I’ve decided that New Year’s resolutions are just so 2015.
Have you noticed how women often link theirs to self-improvement rather than ambition? How we focus on the stuff we don’t do well?
Probably because we are continually reminded that we are not perfect.
And I’m the worst offender. The resolutions of my past have always reeked of what I can only describe as pathetic girliness; and I’m a feminist. They’ve been centred around how I can become a better mother, a better wife or how I can shape and improve myself mentally and physically into something I’m frankly never going to be.
They’re not true-to-myself, badass, ego-fuelled, man goals.
The majority of men don’t see the need to self-improve, which is why we continually have to remind them. They don’t settle for wishy-washy, politically correct personal goals for the sake of popularity and fitting in. Men put themselves first. They are aware of their strengths. When they go into a work review, they always ask for a raise. Most women don’t ask for a rise; they wait for it to come to them and they can wait a long time.
I’m not going to be that woman this year.
This year I’m going to take the old man’s lead and be proactive about me. I’m going to focus on selfish goals instead of putting myself last place in the family and career hierarchy, and I will force myself to eat kale patties as punishment if I ever hear myself apologising or marginalising my value or opinion again.
Because in the words of L’Oreal, ‘I’m worth it.’

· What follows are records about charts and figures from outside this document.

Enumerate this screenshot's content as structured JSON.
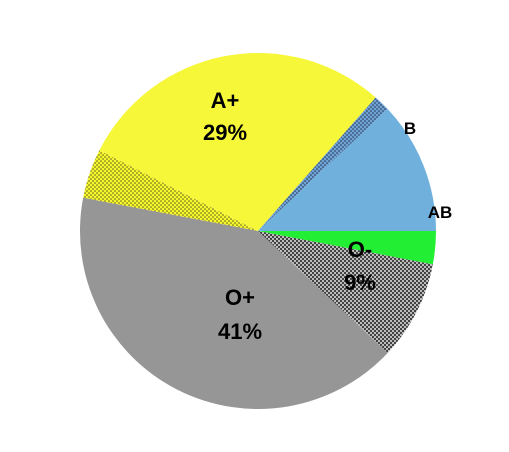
{
  "chart_data": {
    "type": "pie",
    "title": "",
    "slices": [
      {
        "key": "ab",
        "label": "AB",
        "percent_label": "",
        "value": 3,
        "color": "#22ee33",
        "pattern": "none"
      },
      {
        "key": "o-neg",
        "label": "O-",
        "percent_label": "9%",
        "value": 9,
        "color": "#999999",
        "pattern": "dots"
      },
      {
        "key": "o-pos",
        "label": "O+",
        "percent_label": "41%",
        "value": 41,
        "color": "#969696",
        "pattern": "none"
      },
      {
        "key": "a-neg",
        "label": "",
        "percent_label": "",
        "value": 4.5,
        "color": "#f7f72e",
        "pattern": "dots"
      },
      {
        "key": "a-pos",
        "label": "A+",
        "percent_label": "29%",
        "value": 29,
        "color": "#f7f73a",
        "pattern": "none"
      },
      {
        "key": "b-neg",
        "label": "",
        "percent_label": "",
        "value": 1.5,
        "color": "#6fa3d6",
        "pattern": "dots"
      },
      {
        "key": "b-pos",
        "label": "B",
        "percent_label": "",
        "value": 12,
        "color": "#6fb0dc",
        "pattern": "none"
      }
    ],
    "start_angle_deg": 0,
    "direction": "clockwise",
    "legend": "none"
  }
}
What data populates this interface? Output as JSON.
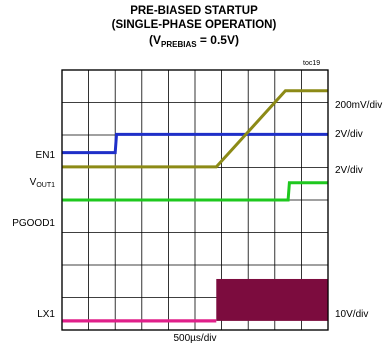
{
  "chart_data": {
    "type": "line",
    "title_line1": "PRE-BIASED STARTUP",
    "title_line2": "(SINGLE-PHASE OPERATION)",
    "title_line3_prefix": "(V",
    "title_line3_sub": "PREBIAS",
    "title_line3_suffix": " = 0.5V)",
    "tag": "toc19",
    "xlabel": "500µs/div",
    "x_divisions": 10,
    "y_divisions": 8,
    "grid": true,
    "series": [
      {
        "name": "EN1",
        "name_sub": "",
        "scale": "2V/div",
        "color": "#1f2fc8",
        "points": [
          [
            0,
            5.46
          ],
          [
            2.0,
            5.46
          ],
          [
            2.05,
            6.02
          ],
          [
            10,
            6.02
          ]
        ]
      },
      {
        "name": "V",
        "name_sub": "OUT1",
        "scale": "200mV/div",
        "color": "#8c8a16",
        "points": [
          [
            0,
            5.02
          ],
          [
            5.8,
            5.02
          ],
          [
            8.4,
            7.36
          ],
          [
            10,
            7.36
          ]
        ]
      },
      {
        "name": "PGOOD1",
        "name_sub": "",
        "scale": "2V/div",
        "color": "#1ec81e",
        "points": [
          [
            0,
            4.0
          ],
          [
            8.5,
            4.0
          ],
          [
            8.55,
            4.53
          ],
          [
            10,
            4.53
          ]
        ]
      },
      {
        "name": "LX1",
        "name_sub": "",
        "scale": "10V/div",
        "color": "#7c0c3e",
        "points": [
          [
            0,
            0.28
          ],
          [
            5.8,
            0.28
          ]
        ],
        "burst": {
          "x_start": 5.8,
          "x_end": 10,
          "low": 0.28,
          "high": 1.57
        }
      }
    ],
    "right_labels": [
      "200mV/div",
      "2V/div",
      "2V/div",
      "10V/div"
    ]
  }
}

We’re all worth it, ladies. We just need to make sure everyone else gets that. And I don’t need to set my goals down in stone because I am the only judge of any importance. These ideas that I have for this year have been exploding in my brain for a while now, desperate to be implemented; yet so easily thwarted by excuses when you’re a professional procrastinator like me. They are ambitious and tangible personal achievements that are unrelated to those defects of my personality or genetics that I have blamed for my failures in the past, yet can’t change.
I’ve wasted too much of my life focusing on what I can’t do and what I haven’t got, but this year will be about focusing on my strengths. 2016 is about not compromising myself anymore, not defining myself by what others expect of me, nor allowing my innate lack of confidence to sap at my powers.
This year will be about discipline, focus, taking those risks that I’ve benched for too long and seizing the fucking day.
I’m gonna be a BITCH this year. This will be the year where I nail every fucking goal and then some that I haven’t even thought of yet.
‘Clear eyes, full hearts, can’t lose!’ (Coach Taylor)
And I will start right now by going back to bed for my first strategy session.